Lucas e Andreas hanno un duo da qualche anno e durante uno dei loro concerti ebbero il piacere di condividere il palco con Kalle. Nacque così un’idea, che era quella di organizzare una serie di concerti di due diversi trio, divisi un due parti: nella prima dove io mi univo al loro duo e nella seconda dove era Kalle ad unirsi a loro. Le prove erano state previste in differenti orari per i due progetti ma purtroppo il ritardo dell’aereo di Kalle ci ha costretto a fare una prova tutti insieme. Dopo i primi minuti di prove tutti realizzammo che la miglior cosa da fare fosse quella di fare tutti i concerti in quartetto!

Come vede, da musicista italiano, la scena musicale (jazzistica) elvetica? È riuscito a farsene un’idea in questi anni di frequentazione di Lucas e Andreas?
Nel vostro paese ci sono grandissimi musicisti e a mio avviso hanno anche la fortuna di essere supportati dal sistema: venendo dall’Italia, dove manca ogni tipo di tutela del musicista, questa è la cosa che colpisce di più.

Ci sono magari altri musicisti svizzeri con cui le piacerebbe collaborare?
Ho già avuto il piacere di collaborare con il violinista Tobias Preisig e il trombonista René Mosele, ma è con grande orgoglio che ricorderò sempre la mia collaborazione con il grande George Gruntz. Sfortunatamente ci ha lasciato qualche anno fa ma era un musicista, compositore e arrangiatore di livello assoluto, oltre che una persona stupenda. La mia esperienza musicale e umana vissuta insieme a lui la porto sempre con me, mi manca molto.

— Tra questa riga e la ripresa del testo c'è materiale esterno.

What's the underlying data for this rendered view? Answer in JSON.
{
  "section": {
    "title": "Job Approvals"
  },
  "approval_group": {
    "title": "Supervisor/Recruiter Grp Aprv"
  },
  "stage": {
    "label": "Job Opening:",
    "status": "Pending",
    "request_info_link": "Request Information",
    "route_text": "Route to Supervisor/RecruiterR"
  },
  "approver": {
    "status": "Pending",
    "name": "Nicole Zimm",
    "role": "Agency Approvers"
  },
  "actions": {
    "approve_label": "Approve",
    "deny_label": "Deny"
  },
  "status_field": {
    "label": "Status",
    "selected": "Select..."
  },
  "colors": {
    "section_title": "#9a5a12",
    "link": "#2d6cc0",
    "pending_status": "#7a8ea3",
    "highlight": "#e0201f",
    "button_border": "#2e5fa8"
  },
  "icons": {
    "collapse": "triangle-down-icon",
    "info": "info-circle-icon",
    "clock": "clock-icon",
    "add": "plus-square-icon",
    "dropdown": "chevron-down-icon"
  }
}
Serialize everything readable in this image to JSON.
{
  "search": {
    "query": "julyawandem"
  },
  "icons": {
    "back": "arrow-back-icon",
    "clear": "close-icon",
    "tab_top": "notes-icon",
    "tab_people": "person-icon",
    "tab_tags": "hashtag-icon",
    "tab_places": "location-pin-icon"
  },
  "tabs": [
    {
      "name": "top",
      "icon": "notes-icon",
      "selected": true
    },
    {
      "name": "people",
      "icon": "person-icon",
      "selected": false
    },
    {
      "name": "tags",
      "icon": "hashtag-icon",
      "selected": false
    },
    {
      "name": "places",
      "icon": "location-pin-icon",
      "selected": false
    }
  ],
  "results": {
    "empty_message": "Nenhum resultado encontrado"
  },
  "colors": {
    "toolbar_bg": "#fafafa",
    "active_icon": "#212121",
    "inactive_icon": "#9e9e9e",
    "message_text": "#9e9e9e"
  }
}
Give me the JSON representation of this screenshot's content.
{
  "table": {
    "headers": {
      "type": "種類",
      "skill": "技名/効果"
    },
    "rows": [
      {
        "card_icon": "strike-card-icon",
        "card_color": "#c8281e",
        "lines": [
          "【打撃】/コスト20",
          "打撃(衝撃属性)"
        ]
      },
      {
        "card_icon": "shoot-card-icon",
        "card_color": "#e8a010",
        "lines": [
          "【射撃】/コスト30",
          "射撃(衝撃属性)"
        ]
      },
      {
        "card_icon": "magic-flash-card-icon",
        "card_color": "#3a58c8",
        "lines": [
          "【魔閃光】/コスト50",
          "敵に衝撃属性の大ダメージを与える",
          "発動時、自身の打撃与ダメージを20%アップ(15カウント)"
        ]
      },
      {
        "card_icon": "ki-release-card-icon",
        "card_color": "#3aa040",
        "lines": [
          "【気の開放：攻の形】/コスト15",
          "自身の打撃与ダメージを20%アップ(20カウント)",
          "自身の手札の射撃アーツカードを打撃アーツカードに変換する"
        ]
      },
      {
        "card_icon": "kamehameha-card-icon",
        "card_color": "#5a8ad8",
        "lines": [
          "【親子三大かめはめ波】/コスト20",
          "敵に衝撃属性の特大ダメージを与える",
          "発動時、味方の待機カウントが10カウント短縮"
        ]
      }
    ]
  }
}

Come nascono i brani del vostro repertorio? Se si osservano le vostre performance live, la personalità di Andreas sembra molto preponderante. Considerando le tracce del vostro album, invece il repertorio è molto più condiviso, e ci sono diverse sue composizioni. Come è andata al momento della scelta?
Le scelte dei brani avvengono in modo molto spontaneo: si fanno delle proposte e si sceglie il materiale più adatto, più consono a ogni strumento e alla voce di Andreas. Non penso che lui sia preponderante: ovviamente il suo modo di cantare è talmente unico che nei concerti può dare questa sensazione ma ci tengo a dire che la forza di questo gruppo sta principalmente nella gioia di suonare insieme ed essere di supporto all’altro, avendo l’unico obiettivo di fare una bella cosa insieme, liberi da manie solistiche ed egocentriche.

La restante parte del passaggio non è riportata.